Subscribe for 33¢ / day

"In prayerful remembrance of the brave hearts sleeping in the shadow of St. Mary's Mountain."

- Sign marking the Salish burial ground at St. Mary's Mission

STEVENSVILLE - When the Salish make their annual pilgrimage to St. Mary's Mission this weekend, tribal members will find a new level of recognition for the mission's historical and cultural significance.

After four years of work by a number of local and state contributors, the site was recently named a National Historical District.

"It's definitely an honor to have our entire complex be designated on the National Register of Historic Places," said mission director Colleen Meyer. "To be encompassed into a Historic District is exciting for us and I believe brings more national recognition to the significance of the site."

St. Mary's Mission, which sits just west of downtown Stevensville, is recognized as the oldest European settlement in Montana, having been founded in 1841 by Jesuit Father Pierre Jean DeSmet.

In 1845, the Italian-born Father Anthony Ravalli arrived, giving the area its first physician, surgeon and pharmacist.

Two buildings on the site - the circa 1866 Catholic chapel and Father Ravalli's log cabin and pharmacy - have been included on the National Register since 1970, but the recent "boundary increase" now adds a number of other structures, monuments and even a few historic trees to the designation, warranting the Historic District moniker.

Now included in the site's listing is Chief Victor's cabin, built in 1862 by John Owen and Father Ravalli, and which served as the Salish leader's primary residence in his older age.

"His people didn't necessarily approve of him living in a permanent structure because they went on seasonal hunting trips and didn't understand how he was going to take it with him," Meyer said. "It certainly didn't inhibit his days of hunting because he continued on the buffalo hunts."

Also added to the Register were two still-blooming historic trees: a crabapple tree believed to have been planted in 1869 by Father Ravalli as part of an orchard and herb garden complex and a Wolf River apple tree planted around the same time by the mother of Marianne Combs, a Salish girl who accompanied the tribe on its forced move to the Flathead Reservation in 1891.

The St. Mary's Cemetery was also added to the Register, including a Salish burial ground which holds an unknown number of graves.

The St. Mary's Parish Church - a more modern Catholic church built in 1954 - was added for its "logical historic continuation of the original mission history," as was a stone survey marker.

"It's this great stone that's in the ground and was one of the original survey markers that, I believe, they surveyed the town from to the east," Meyer said.

Scratched into the north face of the small stone are the letters "IBP" which, Meyer said, stand for Indian Burial Plot.


As part of the designation process, a committee with the Montana Historical Society visited the site a number of years ago to determine if it was eligible for the Historic District designation.

Not only did they decide that it was eligible, but the site was unanimously approved by the Historical Society in May, meeting all four of the principal criteria for a historic designation: cultural and historical significance, association with a person of significance, architecture and archaeological potential.

Meyer said that throughout the process, members of the St.
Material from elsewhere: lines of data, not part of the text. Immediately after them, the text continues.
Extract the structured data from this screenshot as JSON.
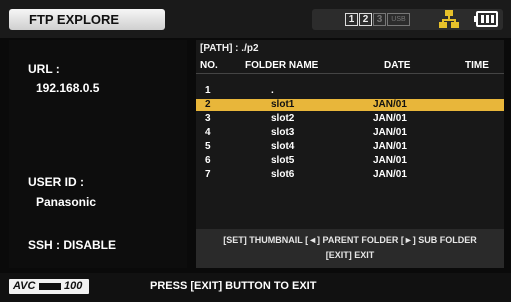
{
  "header": {
    "title": "FTP EXPLORE",
    "slots": [
      "1",
      "2",
      "3"
    ],
    "usb_label": "USB"
  },
  "left": {
    "url_label": "URL :",
    "url_value": "192.168.0.5",
    "user_label": "USER ID :",
    "user_value": "Panasonic",
    "ssh": "SSH : DISABLE"
  },
  "browser": {
    "path": "[PATH] : ./p2",
    "columns": [
      "NO.",
      "FOLDER NAME",
      "DATE",
      "TIME"
    ],
    "rows": [
      {
        "no": "1",
        "name": ".",
        "date": "",
        "time": ""
      },
      {
        "no": "2",
        "name": "slot1",
        "date": "JAN/01",
        "time": ""
      },
      {
        "no": "3",
        "name": "slot2",
        "date": "JAN/01",
        "time": ""
      },
      {
        "no": "4",
        "name": "slot3",
        "date": "JAN/01",
        "time": ""
      },
      {
        "no": "5",
        "name": "slot4",
        "date": "JAN/01",
        "time": ""
      },
      {
        "no": "6",
        "name": "slot5",
        "date": "JAN/01",
        "time": ""
      },
      {
        "no": "7",
        "name": "slot6",
        "date": "JAN/01",
        "time": ""
      }
    ],
    "selected_row": 1,
    "help_line1": "[SET] THUMBNAIL  [◄] PARENT FOLDER  [►] SUB FOLDER",
    "help_line2": "[EXIT] EXIT"
  },
  "footer": {
    "logo_text": "AVC",
    "logo_sub": "100",
    "message": "PRESS [EXIT] BUTTON TO EXIT"
  },
  "colors": {
    "selection": "#e8b63a",
    "network_icon": "#e6c02a"
  },
  "icons": [
    "battery-icon",
    "network-icon",
    "usb-icon"
  ]
}
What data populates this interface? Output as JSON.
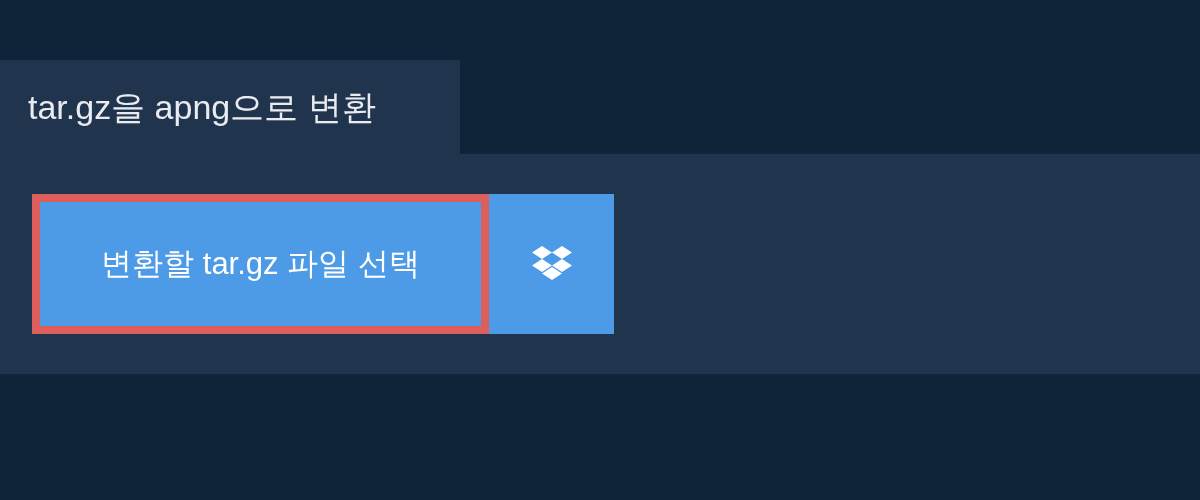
{
  "tab": {
    "label": "tar.gz을 apng으로 변환"
  },
  "upload_button": {
    "label": "변환할 tar.gz 파일 선택",
    "focused": true
  }
}
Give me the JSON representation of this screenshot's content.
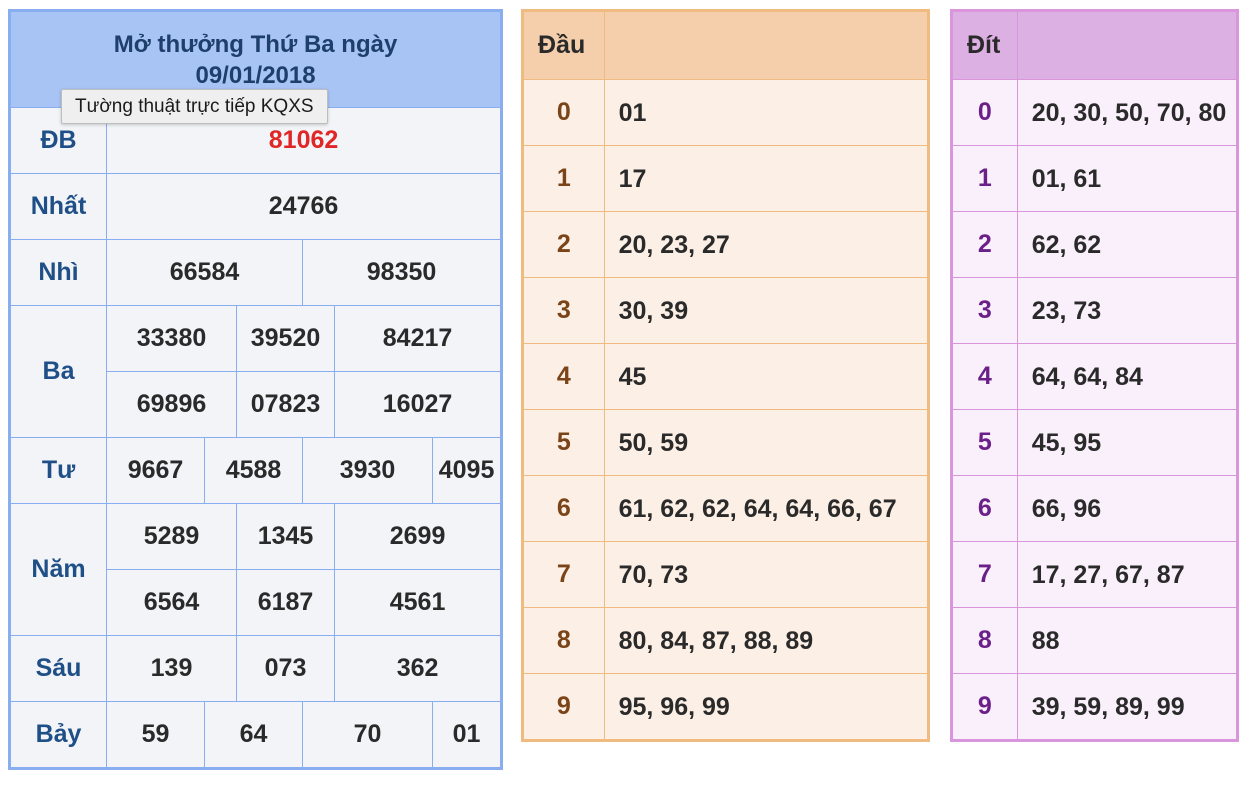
{
  "results": {
    "title_line1": "Mở thưởng Thứ Ba ngày",
    "title_line2": "09/01/2018",
    "db_label": "ĐB",
    "db": "81062",
    "nhat_label": "Nhất",
    "nhat": "24766",
    "nhi_label": "Nhì",
    "nhi": [
      "66584",
      "98350"
    ],
    "ba_label": "Ba",
    "ba_row1": [
      "33380",
      "39520",
      "84217"
    ],
    "ba_row2": [
      "69896",
      "07823",
      "16027"
    ],
    "tu_label": "Tư",
    "tu": [
      "9667",
      "4588",
      "3930",
      "4095"
    ],
    "nam_label": "Năm",
    "nam_row1": [
      "5289",
      "1345",
      "2699"
    ],
    "nam_row2": [
      "6564",
      "6187",
      "4561"
    ],
    "sau_label": "Sáu",
    "sau": [
      "139",
      "073",
      "362"
    ],
    "bay_label": "Bảy",
    "bay": [
      "59",
      "64",
      "70",
      "01"
    ]
  },
  "tooltip": "Tường thuật trực tiếp KQXS",
  "dau": {
    "header": "Đầu",
    "rows": [
      {
        "key": "0",
        "values": "01"
      },
      {
        "key": "1",
        "values": "17"
      },
      {
        "key": "2",
        "values": "20, 23, 27"
      },
      {
        "key": "3",
        "values": "30, 39"
      },
      {
        "key": "4",
        "values": "45"
      },
      {
        "key": "5",
        "values": "50, 59"
      },
      {
        "key": "6",
        "values": "61, 62, 62, 64, 64, 66, 67"
      },
      {
        "key": "7",
        "values": "70, 73"
      },
      {
        "key": "8",
        "values": "80, 84, 87, 88, 89"
      },
      {
        "key": "9",
        "values": "95, 96, 99"
      }
    ]
  },
  "dit": {
    "header": "Đít",
    "rows": [
      {
        "key": "0",
        "values": "20, 30, 50, 70, 80"
      },
      {
        "key": "1",
        "values": "01, 61"
      },
      {
        "key": "2",
        "values": "62, 62"
      },
      {
        "key": "3",
        "values": "23, 73"
      },
      {
        "key": "4",
        "values": "64, 64, 84"
      },
      {
        "key": "5",
        "values": "45, 95"
      },
      {
        "key": "6",
        "values": "66, 96"
      },
      {
        "key": "7",
        "values": "17, 27, 67, 87"
      },
      {
        "key": "8",
        "values": "88"
      },
      {
        "key": "9",
        "values": "39, 59, 89, 99"
      }
    ]
  }
}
Mary's Mission Board of Directors worked with representatives from the Historical Society, primarily interpretive historian Ellen Baumler, to negotiate the complicated research needed for the application - a nearly 70-page behemoth.

Soon after the state designation was approved, the national designation - done through the National Park Service - followed.
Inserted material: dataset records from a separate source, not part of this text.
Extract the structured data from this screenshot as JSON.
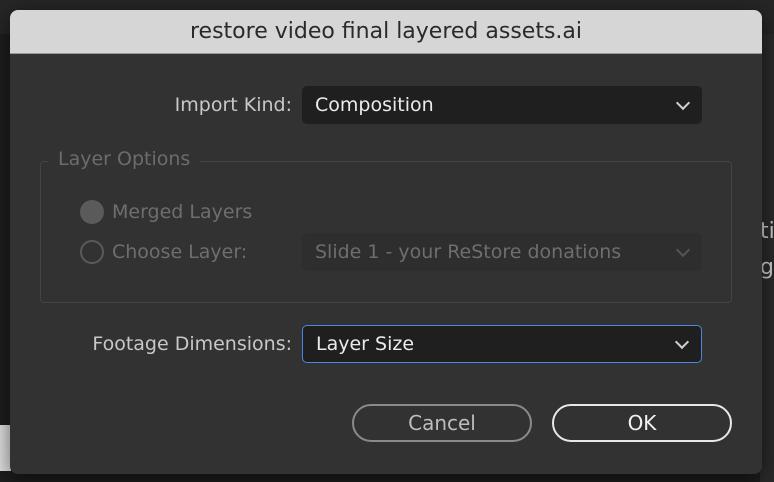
{
  "background": {
    "right_text": "ti\nge"
  },
  "dialog": {
    "title": "restore video final layered assets.ai",
    "import_kind": {
      "label": "Import Kind:",
      "value": "Composition"
    },
    "layer_options": {
      "legend": "Layer Options",
      "merged_layers": "Merged Layers",
      "choose_layer": "Choose Layer:",
      "layer_value": "Slide 1 - your ReStore donations"
    },
    "footage_dimensions": {
      "label": "Footage Dimensions:",
      "value": "Layer Size"
    },
    "buttons": {
      "cancel": "Cancel",
      "ok": "OK"
    }
  }
}
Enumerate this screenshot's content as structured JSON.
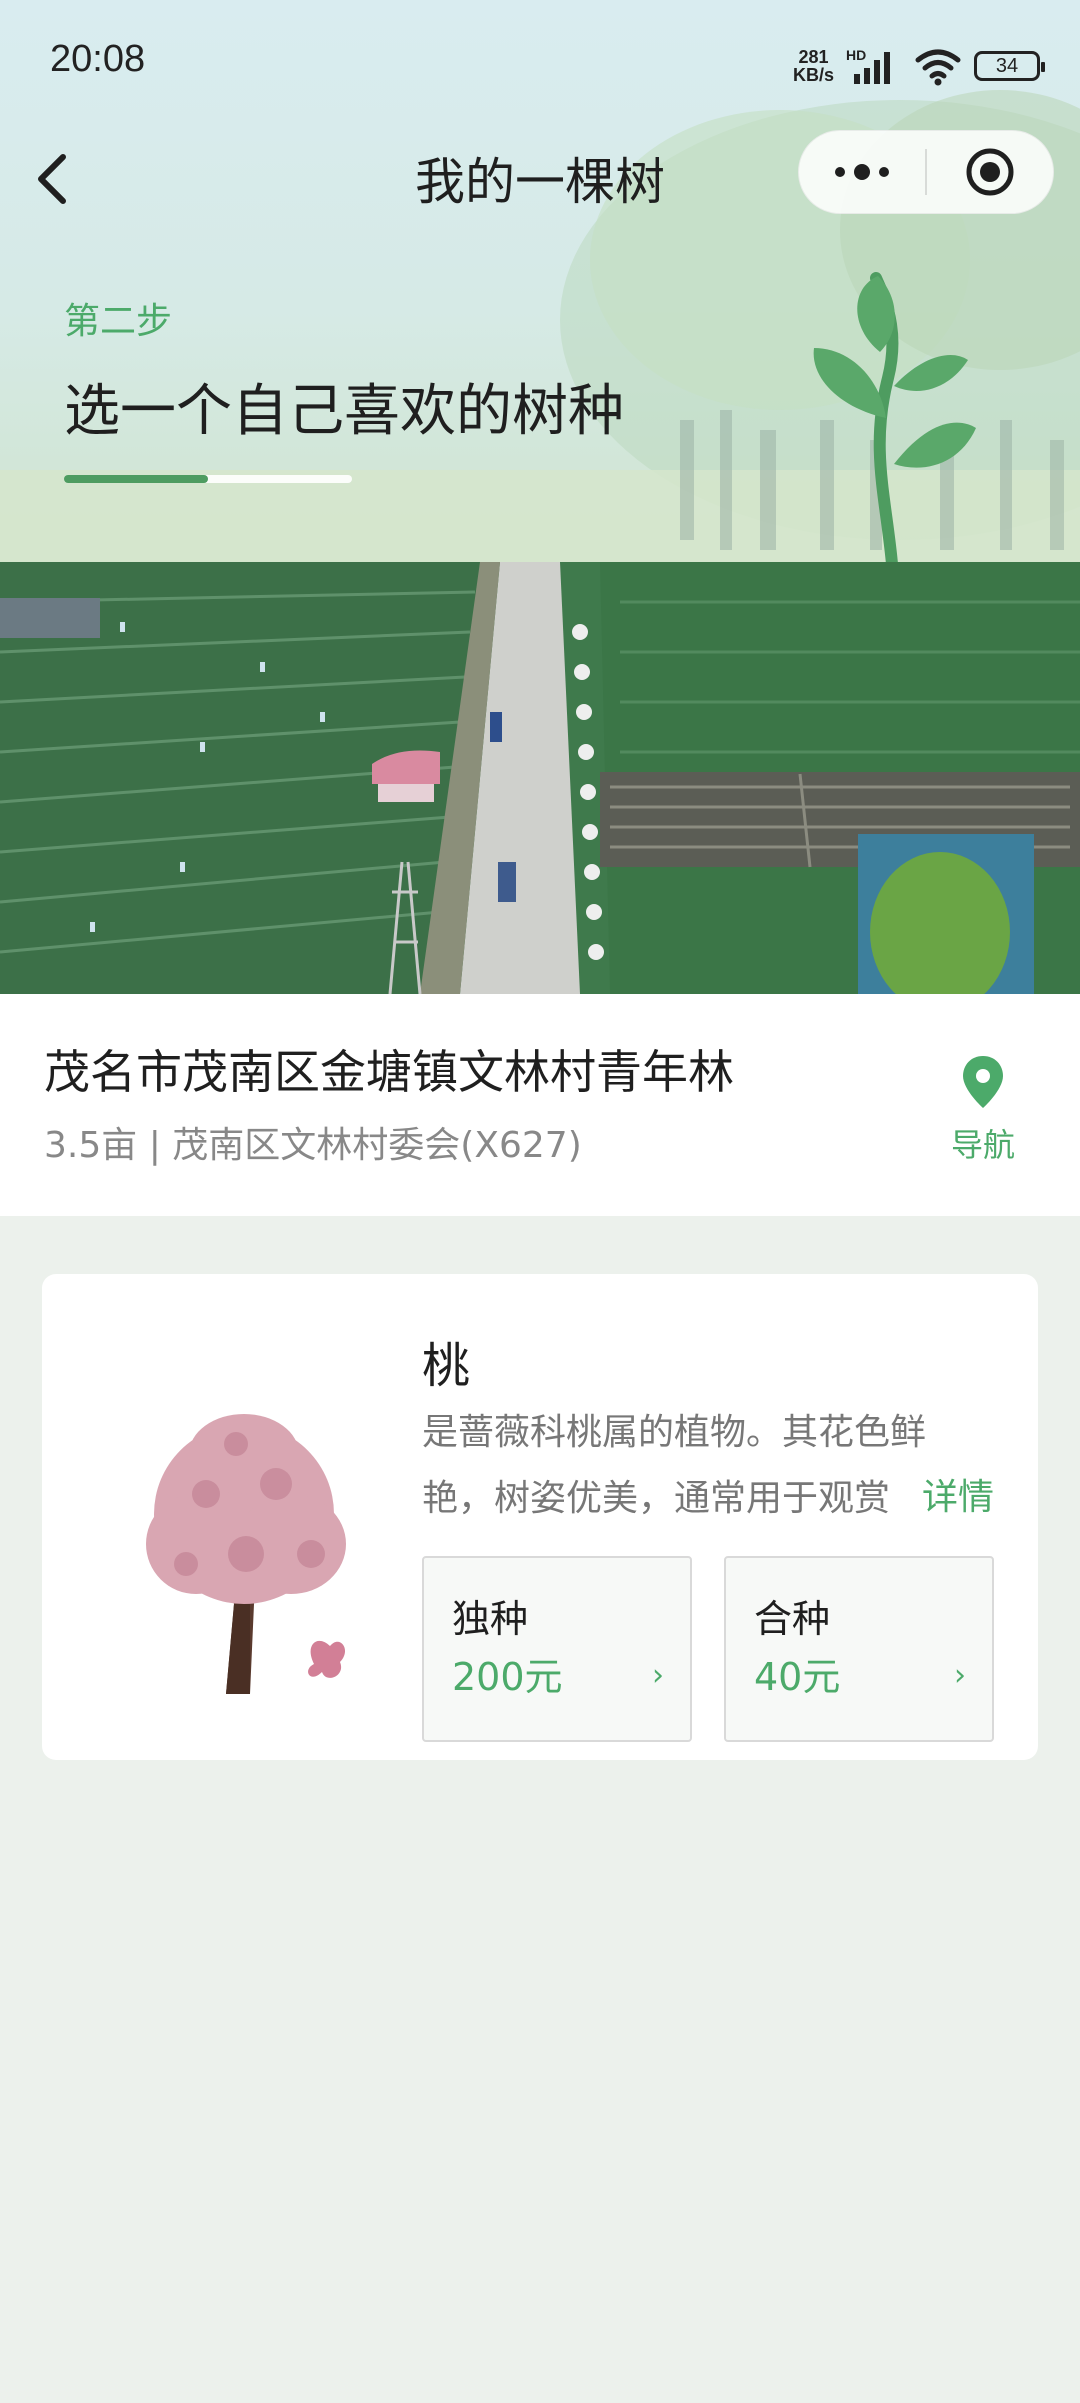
{
  "status_bar": {
    "time": "20:08",
    "net_speed_value": "281",
    "net_speed_unit": "KB/s",
    "network_tag": "HD",
    "battery": "34"
  },
  "nav": {
    "title": "我的一棵树"
  },
  "step": {
    "label": "第二步",
    "title": "选一个自己喜欢的树种",
    "progress": 0.5
  },
  "location": {
    "name": "茂名市茂南区金塘镇文林村青年林",
    "meta": "3.5亩 | 茂南区文林村委会(X627)",
    "nav_label": "导航"
  },
  "tree": {
    "name": "桃",
    "description": "是蔷薇科桃属的植物。其花色鲜艳，树姿优美，通常用于观赏",
    "more_label": "详情",
    "options": [
      {
        "label": "独种",
        "price": "200元"
      },
      {
        "label": "合种",
        "price": "40元"
      }
    ]
  },
  "colors": {
    "accent_green": "#4caa6a",
    "page_bg": "#ecf1ec"
  }
}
As part of the application process, Baumler researched and wrote an in-depth report analyzing the historical significance of the mission and its people.
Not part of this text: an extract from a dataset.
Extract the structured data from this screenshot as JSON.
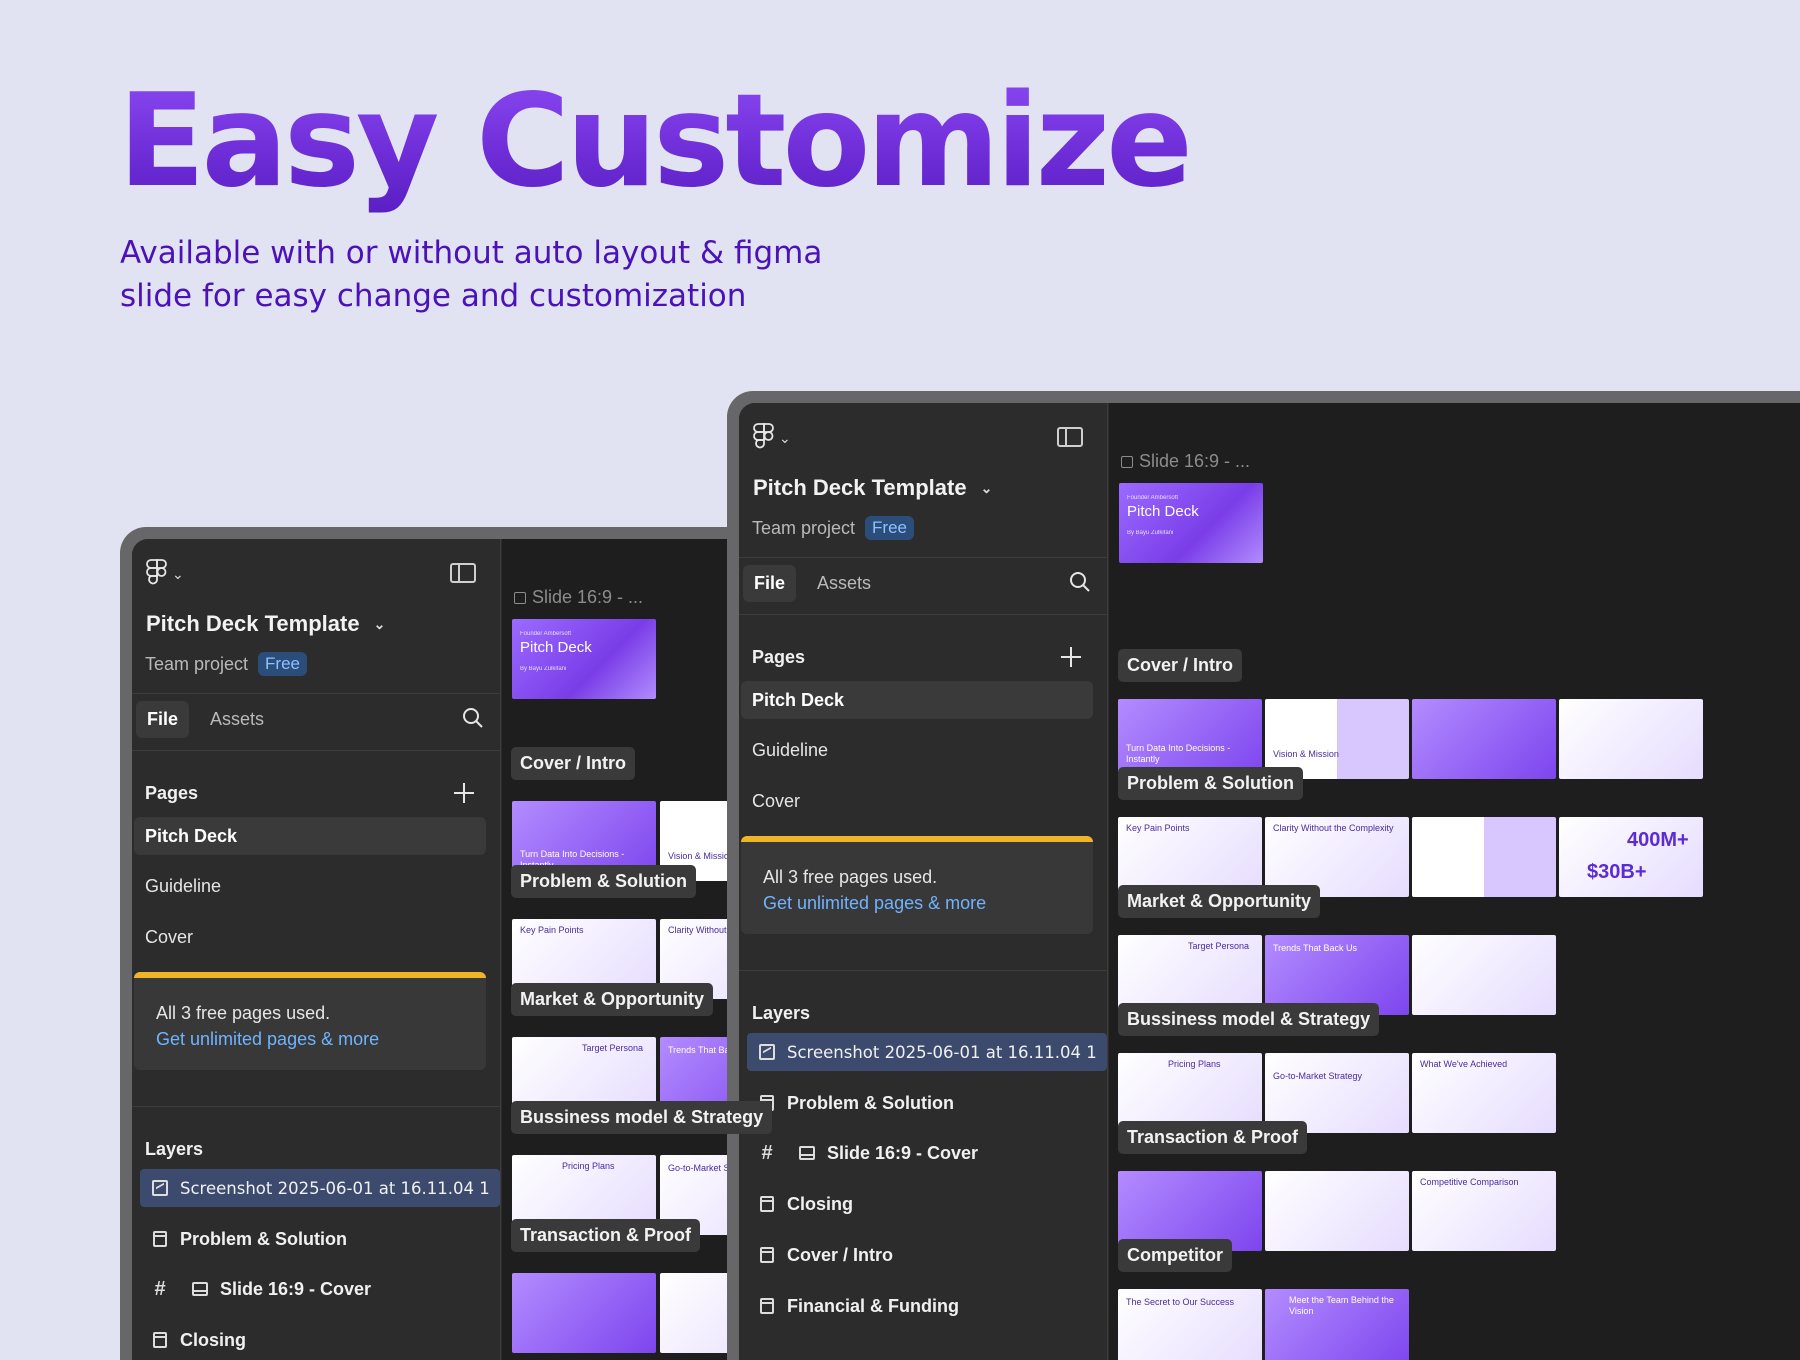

She wrote: "The divergence of cultures, the physical and cultural impacts of western migration on the native people, and the growth of settlements are rarely evident all in the same built environment. St. Mary's Mission, a microcosmic community that interprets these facets of Montana's heritage, is a rare exception. Jesuit priests and lay brothers founded a mission, which was the first in the Northwest, near the present mission site in 1841. St. Mary's Village evolved into the town of Stevensville."

The entire report can be read online with this story at

For Meyer, the designation speaks volumes about not only the local value of the mission, but the role that it played in the integration of cultures in the Northwest.

"The blending of European culture with Indian culture is remarkable and the mission represents that so well with structures such as Chief Victor's cabin and Father Ravalli's cabin," she said. "To have both of their cabins, and in such good condition through all the years, is remarkable."

The Salish make their annual pilgrimage to St. Mary's Mission on Sunday, Sept. 19, where a formal announcement regarding the new designation will be made.